聖戦物語 奇跡が紡ぐ序曲~overture~

第二楽章

 ヴェーネ王国の庇護下に置かれる、公国エスカリオーネ。―――そこの森深くには、ひとつの学院があった。


 その学院―――ゼヘレム学院は、貴族から庶民までだれもが入ることの出来る魔法学院である。


 暗黒時代―――つまりゾフィア帝国に国が支配された頃、当時の王であるヴェーネ王ラグラスの密命により、帝国を一瞬で滅ぼせる兵器を開発する研究所を帝国に悟られぬよう森の中に設け、人々に奴隷のような圧政を強いるゾフィア帝国の滅亡を望む多くの科学者たちがそこに在留して開発に明け暮れた。

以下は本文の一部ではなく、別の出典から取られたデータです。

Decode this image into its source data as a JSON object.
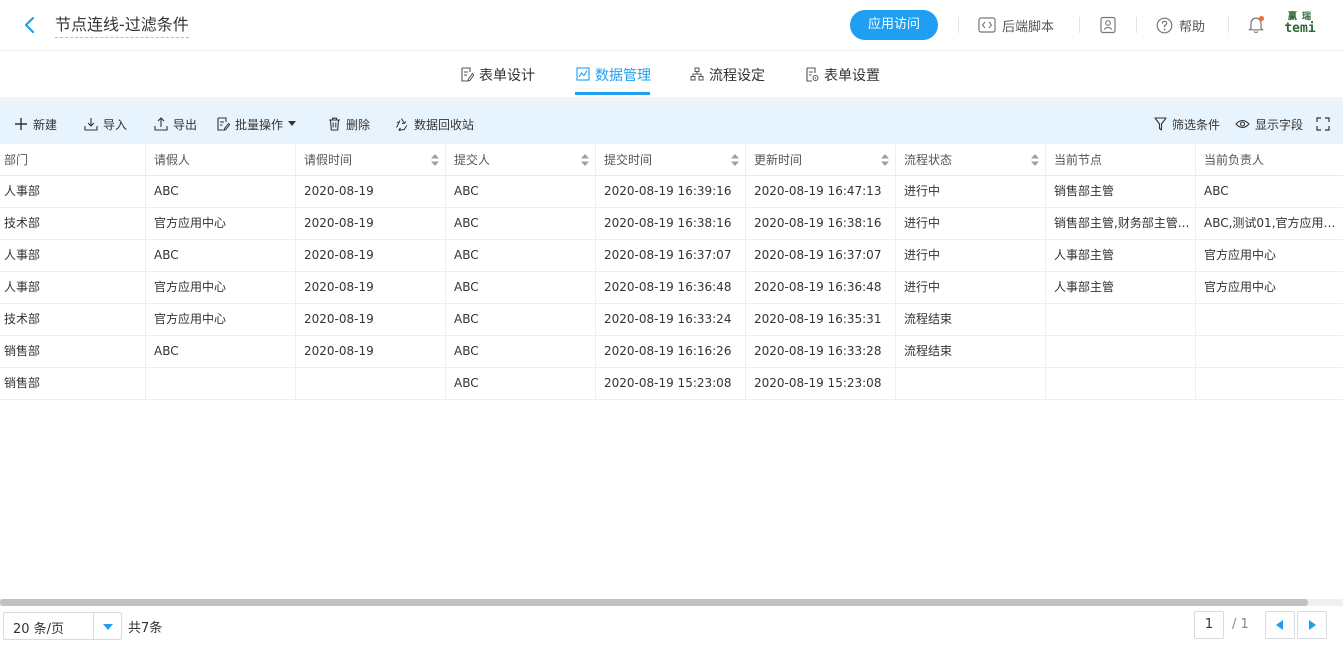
{
  "header": {
    "title": "节点连线-过滤条件",
    "visit_label": "应用访问",
    "script_label": "后端脚本",
    "help_label": "帮助",
    "logo_line1": "赢 瑞",
    "logo_line2": "temi"
  },
  "tabs": [
    {
      "label": "表单设计",
      "icon": "form-edit-icon"
    },
    {
      "label": "数据管理",
      "icon": "chart-icon",
      "active": true
    },
    {
      "label": "流程设定",
      "icon": "flow-icon"
    },
    {
      "label": "表单设置",
      "icon": "form-settings-icon"
    }
  ],
  "toolbar": {
    "new_label": "新建",
    "import_label": "导入",
    "export_label": "导出",
    "batch_label": "批量操作",
    "delete_label": "删除",
    "recycle_label": "数据回收站",
    "filter_label": "筛选条件",
    "fields_label": "显示字段"
  },
  "table": {
    "columns": [
      "部门",
      "请假人",
      "请假时间",
      "提交人",
      "提交时间",
      "更新时间",
      "流程状态",
      "当前节点",
      "当前负责人"
    ],
    "rows": [
      [
        "人事部",
        "ABC",
        "2020-08-19",
        "ABC",
        "2020-08-19 16:39:16",
        "2020-08-19 16:47:13",
        "进行中",
        "销售部主管",
        "ABC"
      ],
      [
        "技术部",
        "官方应用中心",
        "2020-08-19",
        "ABC",
        "2020-08-19 16:38:16",
        "2020-08-19 16:38:16",
        "进行中",
        "销售部主管,财务部主管...",
        "ABC,测试01,官方应用中..."
      ],
      [
        "人事部",
        "ABC",
        "2020-08-19",
        "ABC",
        "2020-08-19 16:37:07",
        "2020-08-19 16:37:07",
        "进行中",
        "人事部主管",
        "官方应用中心"
      ],
      [
        "人事部",
        "官方应用中心",
        "2020-08-19",
        "ABC",
        "2020-08-19 16:36:48",
        "2020-08-19 16:36:48",
        "进行中",
        "人事部主管",
        "官方应用中心"
      ],
      [
        "技术部",
        "官方应用中心",
        "2020-08-19",
        "ABC",
        "2020-08-19 16:33:24",
        "2020-08-19 16:35:31",
        "流程结束",
        "",
        ""
      ],
      [
        "销售部",
        "ABC",
        "2020-08-19",
        "ABC",
        "2020-08-19 16:16:26",
        "2020-08-19 16:33:28",
        "流程结束",
        "",
        ""
      ],
      [
        "销售部",
        "",
        "",
        "ABC",
        "2020-08-19 15:23:08",
        "2020-08-19 15:23:08",
        "",
        "",
        ""
      ]
    ]
  },
  "pagination": {
    "page_size": "20 条/页",
    "total": "共7条",
    "current": "1",
    "pages": "/ 1"
  },
  "colors": {
    "accent": "#1e9ff2",
    "toolbar_bg": "#e8f4fd"
  }
}
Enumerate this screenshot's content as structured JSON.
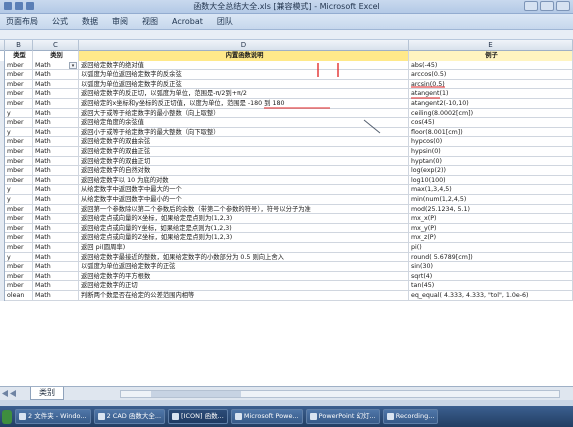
{
  "window": {
    "title": "函数大全总结大全.xls [兼容模式] - Microsoft Excel"
  },
  "ribbon": {
    "tabs": [
      "页面布局",
      "公式",
      "数据",
      "审阅",
      "视图",
      "Acrobat",
      "团队"
    ]
  },
  "columns": [
    "B",
    "C",
    "D",
    "E"
  ],
  "table": {
    "headers": [
      "类型",
      "类别",
      "内置函数说明",
      "例子"
    ],
    "rows": [
      [
        "mber",
        "Math",
        "返回给定数字的绝对值",
        "abs(-45)"
      ],
      [
        "mber",
        "Math",
        "以弧度为单位返回给定数字的反余弦",
        "arccos(0.5)"
      ],
      [
        "mber",
        "Math",
        "以弧度为单位返回给定数字的反正弦",
        "arcsin(0.5)"
      ],
      [
        "mber",
        "Math",
        "返回给定数字的反正切，以弧度为单位，范围是-π/2到+π/2",
        "atangent(1)"
      ],
      [
        "mber",
        "Math",
        "返回给定的x坐标和y坐标的反正切值，以度为单位，范围是 -180 到 180",
        "atangent2(-10,10)"
      ],
      [
        "y",
        "Math",
        "返回大于或等于给定数字的最小整数（向上取整）",
        "ceiling(8.0002[cm])"
      ],
      [
        "mber",
        "Math",
        "返回给定角度的余弦值",
        "cos(45)"
      ],
      [
        "y",
        "Math",
        "返回小于或等于给定数字的最大整数（向下取整）",
        "floor(8.001[cm])"
      ],
      [
        "mber",
        "Math",
        "返回给定数字的双曲余弦",
        "hypcos(0)"
      ],
      [
        "mber",
        "Math",
        "返回给定数字的双曲正弦",
        "hypsin(0)"
      ],
      [
        "mber",
        "Math",
        "返回给定数字的双曲正切",
        "hyptan(0)"
      ],
      [
        "mber",
        "Math",
        "返回给定数字的自然对数",
        "log(exp(2))"
      ],
      [
        "mber",
        "Math",
        "返回给定数字以 10 为底的对数",
        "log10(100)"
      ],
      [
        "y",
        "Math",
        "从给定数字中返回数字中最大的一个",
        "max(1,3,4,5)"
      ],
      [
        "y",
        "Math",
        "从给定数字中返回数字中最小的一个",
        "min(num(1,2,4,5)"
      ],
      [
        "mber",
        "Math",
        "返回第一个参数除以第二个参数后的余数（带第二个参数的符号），符号以分子为准",
        "mod(25.1234, 5.1)"
      ],
      [
        "mber",
        "Math",
        "返回给定点或向量的X坐标，如果给定是点则为(1,2,3)",
        "mx_x(P)"
      ],
      [
        "mber",
        "Math",
        "返回给定点或向量的Y坐标，如果给定是点则为(1,2,3)",
        "mx_y(P)"
      ],
      [
        "mber",
        "Math",
        "返回给定点或向量的Z坐标，如果给定是点则为(1,2,3)",
        "mx_z(P)"
      ],
      [
        "mber",
        "Math",
        "返回 pi(圆周率)",
        "pi()"
      ],
      [
        "y",
        "Math",
        "返回给定数字最接近的整数，如果给定数字的小数部分为 0.5 则向上舍入",
        "round( 5.6789[cm])"
      ],
      [
        "mber",
        "Math",
        "以弧度为单位返回给定数字的正弦",
        "sin(30)"
      ],
      [
        "mber",
        "Math",
        "返回给定数字的平方根数",
        "sqrt(4)"
      ],
      [
        "mber",
        "Math",
        "返回给定数字的正切",
        "tan(45)"
      ],
      [
        "olean",
        "Math",
        "判断两个数是否在给定的公差范围内相等",
        "eq_equal( 4.333, 4.333, \"tol\", 1.0e-6)"
      ]
    ]
  },
  "sheet_tab": "类别",
  "taskbar": {
    "items": [
      "2 文件夹 - Windo...",
      "2 CAD 函数大全...",
      "[ICON] 函数...",
      "Microsoft Powe...",
      "PowerPoint 幻灯...",
      "Recording..."
    ]
  },
  "colors": {
    "header_desc_bg": "#ffe98a",
    "annotation": "#e02020"
  }
}
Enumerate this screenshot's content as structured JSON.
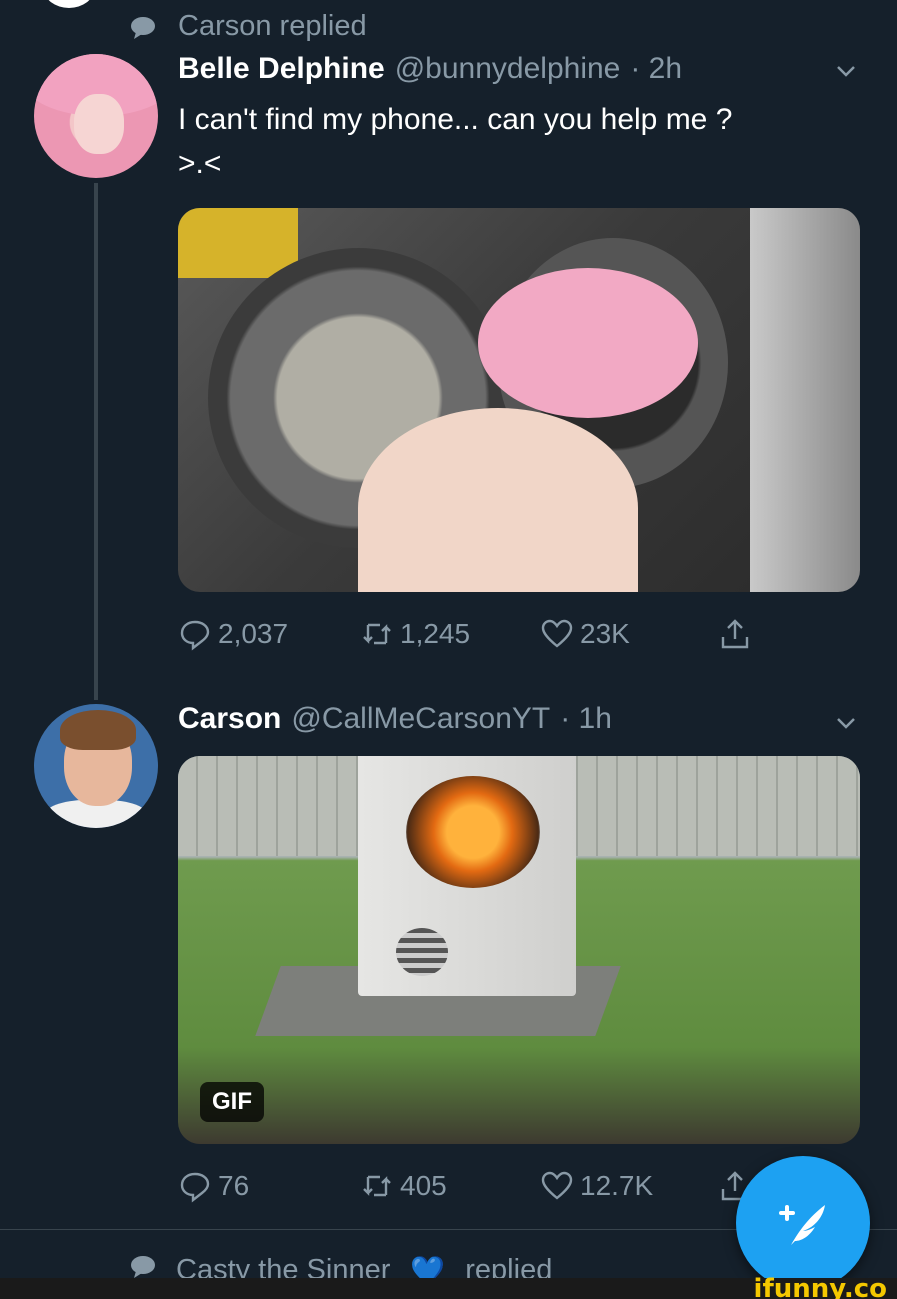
{
  "context_top": {
    "text": "Carson replied"
  },
  "tweet1": {
    "name": "Belle Delphine",
    "handle": "@bunnydelphine",
    "time": "· 2h",
    "text_line1": "I can't find my phone... can you help me ?",
    "text_line2": ">.<",
    "replies": "2,037",
    "retweets": "1,245",
    "likes": "23K"
  },
  "tweet2": {
    "name": "Carson",
    "handle": "@CallMeCarsonYT",
    "time": "· 1h",
    "gif_label": "GIF",
    "replies": "76",
    "retweets": "405",
    "likes": "12.7K"
  },
  "context_bottom": {
    "name": "Casty the Sinner",
    "emoji": "💙",
    "text": "replied"
  },
  "watermark": "ifunny.co",
  "colors": {
    "background": "#15202b",
    "accent": "#1da1f2",
    "muted": "#8899a6"
  }
}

 しかし、それらが完成する前に、セオドラによって集結した戦争とともに、その施設も廃棄され、それから千年余り後、忘れ去られたその施設を見つけた現校長、ティリー・ルフィスが、多くの魔法使いを育てるための施設を作るために施設の周りの土地を買った。過去の遺物を大切にすることを美徳だと考え、彼女はその施設の原形が崩れないよう、剥がれ落ちた壁の張り紙や、罅割れた壁の修復だけを試み、今の学院は外装こそ古風なものの、どこか趣があると生徒たちには人気を博していた。


 改装された施設に伴い、入学する生徒に家と学院の行き来という苦労をなくすため、男女別個の寮も増築され、今では全寮制の学院として名声を誇っている。